SUMMARY: Many muscles sore from fun match.

Dang, why do I never think of taking photos until after I'm home?

The fun match was at Workin' Paws in Hollister. This is Susan Paulson's back yard, but not a back yard like you find in most of Silicon Valley. All of the houses in the neighborhood are on their own giant lots--I'm guessing at least 2 acres each, maybe more like 3 to 5. Many people have horses. Workin' Paws has a duck coop (what do you call a building in which you keep ducks? Chicken coop, dove cote, turkey trot--or something--), a huge fenced area for pottying and running dogs that's larger than my back yard, a pretty-close-to-full-sized agility ring in grass, and another ring under construction, plus their house and personal yard. And I have no idea whether the neigbhoring pastures with sheep and llamas were theirs or other neighbors'. Pretty cool. But a long commute from most jobs up here (just under an hour from my place in south san jose, so estimate at least one and a quarter hours--in good traffic (ha!)--to Sunnyvale or Santa Clara).

I ran Jake in 3 Jumpers runs and he seemed pretty happy to be there. I believe that I did 4 Jumpers runs each with Tika and Boost, and two or three Standard runs each. But they weren't straight through--they were most like practices, and we were allowed up to 90 seconds each in the ring, so I redid sections that I felt would be productive.

So I did quite a bit of running with my knee brace on, and my right knee got to feeling pretty tired by noon. Today, all the muscles in all of my legs (at least 2 of them) are bone-tired. This is bad. This means that I'm really very much out of condition. That's really not a lot of being on my feet for me normally, but apparently it is a lot for me NOW. I realize that I haven't been going for my daily mile walks for quite a while now, and I'm doing less and less with the dogs overall, but boy, I'm going to have to be careful after the surgery to remember that I'm not going from peak condition to surgery to peak condition.
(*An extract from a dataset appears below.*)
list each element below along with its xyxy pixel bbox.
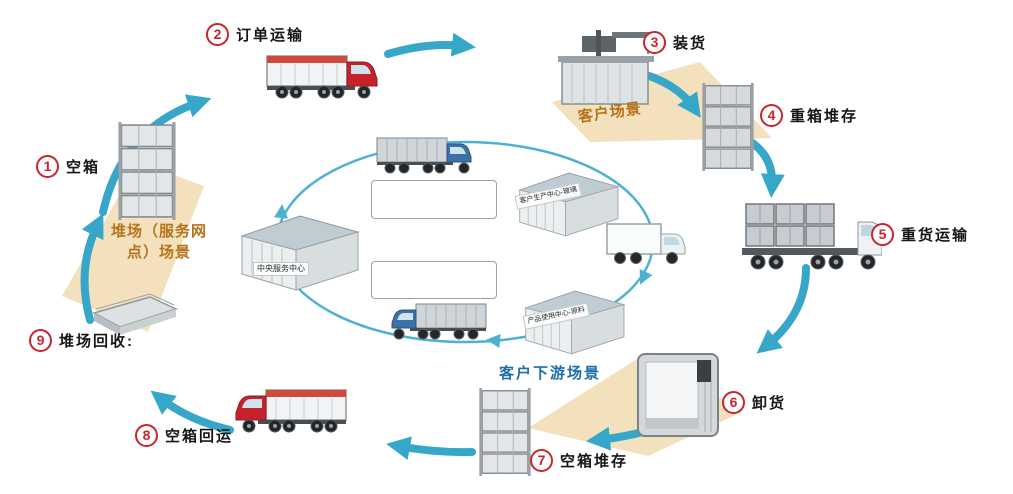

Boost and Tika both didn't want to carry on to the end in the Jumpers courses with 4 or 5 straight jumps in a row. Bother! Something I worked on with both of them a lot and just assumed that they'd do. So we worked on that a bit. Worked with Boost on going over jumps and not going around them when she's trying to catch up to me. Worked with Tika on the start line stay. And worked. And worked. She got up and ran only once, but boy, she skootched and skootched and SKOOTCHED and skootched--

I've toyed with the idea of putting her in a down, since that's what she seems to want to do as an alternative to taking off early. Seemed to keep her in place better, but in fact she went into full relaxed position with one front leg tucked under, which isn't what I want, either.